Depuis le 16 février, Abdel El Ahmer ne s’alimente plus, ne se rase plus, et vit jour et nuit sur les banquettes de son salon de thé. « Je veux montrer aux gens l’état dans lequel je me trouverai si on m’oblige à fermer sans indemnisation », a-t-il expliqué mardi lors d’une conférence de presse dans les murs de son établissement.
Grand et large d’épaules, il est apparu coiffé d’un turban rouge et de lunettes, arborant une courte barbe. Il a dénoncé le « harcèlement policier » dont il se dit victime. « Au mois de janvier, ils sont venus à douze et m’ont parlé comme à un chien, a-t-il affirmé. Ensuite ils sont revenus plusieurs fois, jusqu’à deux fois par jour, sans pour autant me verbaliser. » Il a précisé que les visites avaient cessé depuis qu’il a entamé une grève de la faim. « Ils ont peur que ça dégénère. »
Abdel El Ahmer a lancé une pétition qui a recueilli 400 signatures. Il a également reçu le soutien de René Dutrey, président du groupe les Verts au Conseil de Paris, et du maire socialiste du XIVe arrondissement, Pierre Castagnou. « Il faut une indemnisation pour les bars à chicha », a affirmé ce dernier, promettant d’écrire au premier ministre.
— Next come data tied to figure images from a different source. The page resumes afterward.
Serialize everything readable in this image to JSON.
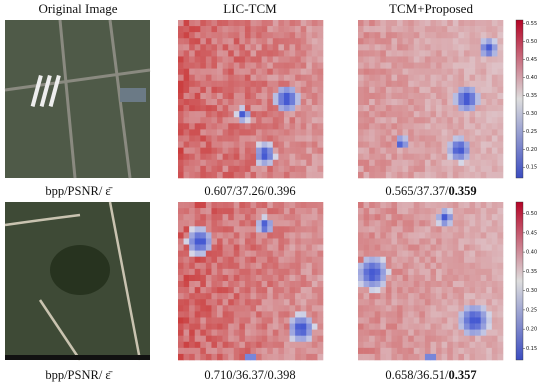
{
  "columns": [
    "Original Image",
    "LIC-TCM",
    "TCM+Proposed"
  ],
  "rows": [
    {
      "label": "bpp/PSNR/ ε̄",
      "lic_caption": "0.607/37.26/0.396",
      "proposed_caption": "0.565/37.37/",
      "proposed_bold": "0.359",
      "colorbar": {
        "range": [
          0.12,
          0.56
        ],
        "ticks": [
          0.15,
          {
            "value": 0.2,
            "label": "0.20"
          },
          0.25,
          {
            "value": 0.3,
            "label": "0.30"
          },
          0.35,
          {
            "value": 0.4,
            "label": "0.40"
          },
          0.45,
          {
            "value": 0.5,
            "label": "0.50"
          },
          0.55
        ]
      }
    },
    {
      "label": "bpp/PSNR/ ε̄",
      "lic_caption": "0.710/36.37/0.398",
      "proposed_caption": "0.658/36.51/",
      "proposed_bold": "0.357",
      "colorbar": {
        "range": [
          0.12,
          0.53
        ],
        "ticks": [
          0.15,
          {
            "value": 0.2,
            "label": "0.20"
          },
          0.25,
          {
            "value": 0.3,
            "label": "0.30"
          },
          0.35,
          {
            "value": 0.4,
            "label": "0.40"
          },
          0.45,
          {
            "value": 0.5,
            "label": "0.50"
          }
        ]
      }
    }
  ]
}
Les revendications du propriétaire du Houara Lounge restent imprécises. « Indemnisation, aménagement ou retrait du décret, c’est au gouvernement de proposer. »
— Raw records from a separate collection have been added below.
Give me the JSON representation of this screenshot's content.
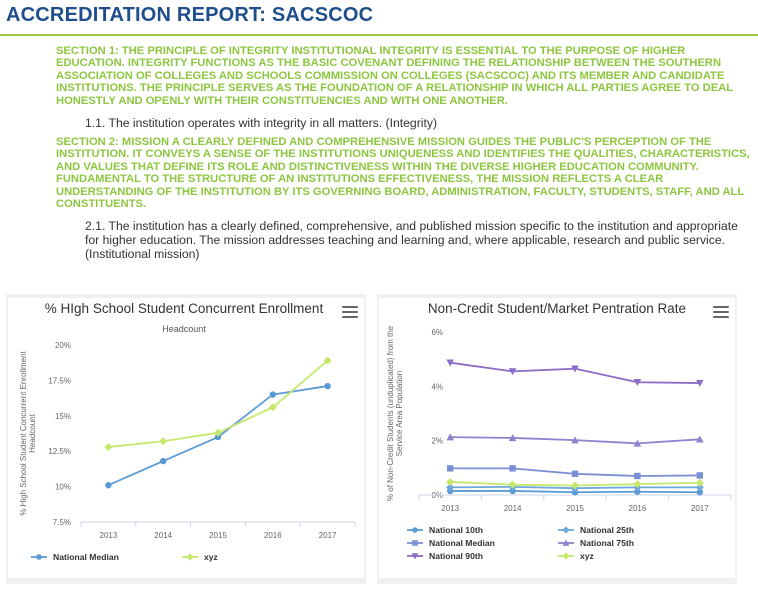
{
  "page": {
    "title": "ACCREDITATION REPORT: SACSCOC"
  },
  "sections": [
    {
      "heading": "SECTION 1: THE PRINCIPLE OF INTEGRITY INSTITUTIONAL INTEGRITY IS ESSENTIAL TO THE PURPOSE OF HIGHER EDUCATION. INTEGRITY FUNCTIONS AS THE BASIC COVENANT DEFINING THE RELATIONSHIP BETWEEN THE SOUTHERN ASSOCIATION OF COLLEGES AND SCHOOLS COMMISSION ON COLLEGES (SACSCOC) AND ITS MEMBER AND CANDIDATE INSTITUTIONS. THE PRINCIPLE SERVES AS THE FOUNDATION OF A RELATIONSHIP IN WHICH ALL PARTIES AGREE TO DEAL HONESTLY AND OPENLY WITH THEIR CONSTITUENCIES AND WITH ONE ANOTHER.",
      "criterion": "1.1. The institution operates with integrity in all matters. (Integrity)"
    },
    {
      "heading": "SECTION 2: MISSION A CLEARLY DEFINED AND COMPREHENSIVE MISSION GUIDES THE PUBLIC'S PERCEPTION OF THE INSTITUTION. IT CONVEYS A SENSE OF THE INSTITUTIONS UNIQUENESS AND IDENTIFIES THE QUALITIES, CHARACTERISTICS, AND VALUES THAT DEFINE ITS ROLE AND DISTINCTIVENESS WITHIN THE DIVERSE HIGHER EDUCATION COMMUNITY. FUNDAMENTAL TO THE STRUCTURE OF AN INSTITUTIONS EFFECTIVENESS, THE MISSION REFLECTS A CLEAR UNDERSTANDING OF THE INSTITUTION BY ITS GOVERNING BOARD, ADMINISTRATION, FACULTY, STUDENTS, STAFF, AND ALL CONSTITUENTS.",
      "criterion": "2.1. The institution has a clearly defined, comprehensive, and published mission specific to the institution and appropriate for higher education. The mission addresses teaching and learning and, where applicable, research and public service. (Institutional mission)"
    }
  ],
  "colors": {
    "title": "#1f4e8c",
    "section": "#8dc63f",
    "rule": "#9cc540",
    "axis_text": "#666666"
  },
  "chart_data": [
    {
      "type": "line",
      "title": "% HIgh School Student Concurrent Enrollment",
      "subtitle": "Headcount",
      "ylabel": "% High School Student Concurrent Enrollment Headcount",
      "xlabel": "",
      "x": [
        "2013",
        "2014",
        "2015",
        "2016",
        "2017"
      ],
      "y_ticks": [
        "7.5%",
        "10%",
        "12.5%",
        "15%",
        "17.5%",
        "20%"
      ],
      "ylim": [
        7.5,
        20
      ],
      "grid": false,
      "legend_position": "bottom",
      "series": [
        {
          "name": "National Median",
          "values": [
            10.1,
            11.8,
            13.5,
            16.5,
            17.1
          ],
          "color": "#5b9bd5",
          "marker": "circle"
        },
        {
          "name": "xyz",
          "values": [
            12.8,
            13.2,
            13.8,
            15.6,
            18.9
          ],
          "color": "#c5e86c",
          "marker": "diamond"
        }
      ]
    },
    {
      "type": "line",
      "title": "Non-Credit Student/Market Pentration Rate",
      "ylabel": "% of Non-Credit Students (unduplicated) from the Service Area Population",
      "xlabel": "",
      "x": [
        "2013",
        "2014",
        "2015",
        "2016",
        "2017"
      ],
      "y_ticks": [
        "0%",
        "2%",
        "4%",
        "6%"
      ],
      "ylim": [
        0,
        6
      ],
      "grid": false,
      "legend_position": "bottom",
      "series": [
        {
          "name": "National 10th",
          "values": [
            0.15,
            0.15,
            0.1,
            0.12,
            0.1
          ],
          "color": "#5b9bd5",
          "marker": "circle"
        },
        {
          "name": "National 25th",
          "values": [
            0.28,
            0.3,
            0.25,
            0.28,
            0.28
          ],
          "color": "#6fa8dc",
          "marker": "diamond"
        },
        {
          "name": "National Median",
          "values": [
            0.98,
            0.98,
            0.78,
            0.7,
            0.72
          ],
          "color": "#7b8fd4",
          "marker": "square"
        },
        {
          "name": "National 75th",
          "values": [
            2.13,
            2.1,
            2.02,
            1.9,
            2.05
          ],
          "color": "#8a83cf",
          "marker": "triangle"
        },
        {
          "name": "National 90th",
          "values": [
            4.87,
            4.55,
            4.65,
            4.15,
            4.12
          ],
          "color": "#8b6cc6",
          "marker": "triangle-down"
        },
        {
          "name": "xyz",
          "values": [
            0.48,
            0.38,
            0.35,
            0.4,
            0.45
          ],
          "color": "#c5e86c",
          "marker": "diamond"
        }
      ]
    }
  ]
}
Lorsqu’il a ouvert son salon en 2005, il ignorait qu’un décret se préparait. « Cela aurait été suicidaire ». Il a affirmé ne pas soutenir les propriétaires de salon qui ont ouvert après l’annonce du décret, le 16 novembre 2006.
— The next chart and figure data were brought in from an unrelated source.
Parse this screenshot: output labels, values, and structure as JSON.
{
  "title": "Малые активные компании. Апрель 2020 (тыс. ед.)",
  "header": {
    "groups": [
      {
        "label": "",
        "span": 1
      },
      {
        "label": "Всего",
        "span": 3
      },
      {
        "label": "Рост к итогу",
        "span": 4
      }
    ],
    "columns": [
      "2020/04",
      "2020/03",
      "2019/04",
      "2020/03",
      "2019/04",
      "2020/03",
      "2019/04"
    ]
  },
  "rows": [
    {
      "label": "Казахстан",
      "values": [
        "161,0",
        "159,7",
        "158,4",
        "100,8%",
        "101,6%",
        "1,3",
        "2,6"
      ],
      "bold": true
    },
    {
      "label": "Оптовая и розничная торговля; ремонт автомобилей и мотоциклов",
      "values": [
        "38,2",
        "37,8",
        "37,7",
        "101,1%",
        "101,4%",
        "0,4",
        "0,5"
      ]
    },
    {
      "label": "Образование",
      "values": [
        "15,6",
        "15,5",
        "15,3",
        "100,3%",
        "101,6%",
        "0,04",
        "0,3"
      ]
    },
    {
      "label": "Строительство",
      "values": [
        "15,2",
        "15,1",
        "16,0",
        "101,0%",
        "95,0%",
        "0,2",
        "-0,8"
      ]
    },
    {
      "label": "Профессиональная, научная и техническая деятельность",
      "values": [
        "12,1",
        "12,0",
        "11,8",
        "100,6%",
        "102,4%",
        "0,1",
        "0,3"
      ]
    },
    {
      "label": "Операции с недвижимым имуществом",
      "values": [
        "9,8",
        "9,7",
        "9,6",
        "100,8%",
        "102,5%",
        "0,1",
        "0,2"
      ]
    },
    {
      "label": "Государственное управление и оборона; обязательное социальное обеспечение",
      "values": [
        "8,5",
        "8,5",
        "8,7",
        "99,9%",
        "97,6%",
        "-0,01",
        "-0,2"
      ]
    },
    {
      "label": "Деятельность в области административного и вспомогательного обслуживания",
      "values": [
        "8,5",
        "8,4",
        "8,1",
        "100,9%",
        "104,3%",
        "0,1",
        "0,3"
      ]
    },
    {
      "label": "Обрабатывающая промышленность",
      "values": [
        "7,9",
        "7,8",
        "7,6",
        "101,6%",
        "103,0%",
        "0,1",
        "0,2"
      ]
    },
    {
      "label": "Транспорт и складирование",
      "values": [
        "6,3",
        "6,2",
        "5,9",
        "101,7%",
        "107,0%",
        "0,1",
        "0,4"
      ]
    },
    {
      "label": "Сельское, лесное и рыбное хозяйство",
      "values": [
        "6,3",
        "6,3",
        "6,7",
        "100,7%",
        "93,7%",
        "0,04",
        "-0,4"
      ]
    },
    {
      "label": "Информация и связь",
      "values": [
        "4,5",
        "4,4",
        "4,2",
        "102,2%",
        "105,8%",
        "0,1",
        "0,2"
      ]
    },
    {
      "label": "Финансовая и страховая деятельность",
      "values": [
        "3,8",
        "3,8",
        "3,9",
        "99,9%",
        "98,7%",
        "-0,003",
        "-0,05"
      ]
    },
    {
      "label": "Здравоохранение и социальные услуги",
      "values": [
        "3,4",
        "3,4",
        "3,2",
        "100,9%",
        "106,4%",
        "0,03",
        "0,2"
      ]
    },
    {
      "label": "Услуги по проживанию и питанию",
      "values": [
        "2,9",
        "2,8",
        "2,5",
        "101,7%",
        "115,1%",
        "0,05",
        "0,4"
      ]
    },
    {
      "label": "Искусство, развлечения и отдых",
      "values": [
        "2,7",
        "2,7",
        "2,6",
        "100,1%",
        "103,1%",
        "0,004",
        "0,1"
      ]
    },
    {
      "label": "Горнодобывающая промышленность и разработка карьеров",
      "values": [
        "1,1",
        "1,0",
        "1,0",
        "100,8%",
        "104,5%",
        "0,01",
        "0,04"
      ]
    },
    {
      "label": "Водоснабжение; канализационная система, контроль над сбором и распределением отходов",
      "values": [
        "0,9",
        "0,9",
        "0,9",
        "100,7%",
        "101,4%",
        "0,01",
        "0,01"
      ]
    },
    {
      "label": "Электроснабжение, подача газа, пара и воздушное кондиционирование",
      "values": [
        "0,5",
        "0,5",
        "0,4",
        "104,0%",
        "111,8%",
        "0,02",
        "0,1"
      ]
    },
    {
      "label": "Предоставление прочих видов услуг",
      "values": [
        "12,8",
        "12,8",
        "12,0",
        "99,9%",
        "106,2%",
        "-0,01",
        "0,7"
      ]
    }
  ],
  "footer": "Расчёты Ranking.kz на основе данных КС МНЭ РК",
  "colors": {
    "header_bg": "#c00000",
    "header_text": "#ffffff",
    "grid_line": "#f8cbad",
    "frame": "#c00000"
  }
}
Interrogé sur son état de santé, il a déclaré « Je garde le moral, même si j’ai des vertiges le matin ». Il n’a reçu aucune réponse malgré plusieurs courriers et appels téléphoniques à l’Elysée, au ministère du Budget et à la Préfecture de police, mais s’est dit confiant : « Je sais que Nicolas Sarkozy va faire quelque chose ».
Kamal Chaouachi, anthropologue et enseignant pour le DIU de tabacologie de l’Institut Paul Guiraud de Villejuif, était venu en soutien. Très virulent, il a dénoncé « la mystification » autour des risques de la chicha, affirmant que « le tabagisme passif du narguilé est une invention », puisque ce mode de consommation du tabac ne produit pas de « fumée secondaire », celle qui se dégage d’une cigarette laissée allumée dans un cendrier. « La seule fumée rejetée dans l’atmosphère a été filtrée trois fois, par l’eau, par le circuit du narguilé et par les poumons du fumeur. Elle est donc beaucoup moins nocive que celle qui se dégage directement d’une cigarette ».
Pour les défenseurs du narguilé, la question du tabagisme passif ne se pose pas puisque les clients qui fréquentent les salons viennent dans le but de fumer. 800 bars à chicha étaient ouverts en France au 1er janvier 2008, dont la moitié en Ile de France. Environ un tiers a fermé ou s’est reconverti suite à l’entrée en vigueur du décret, selon l’Union des professionnels du narguilé (UPN). Les autres ont enregistré une baisse « d’au moins 50% de leur chiffre d’affaire » selon le syndicat. Ils n’ont reçu aucune indemnisation, contrairement à d’autres professions, comme les buralistes. Plusieurs propriétaires de salon ont entamé une grève de la faim, dont trois à Paris.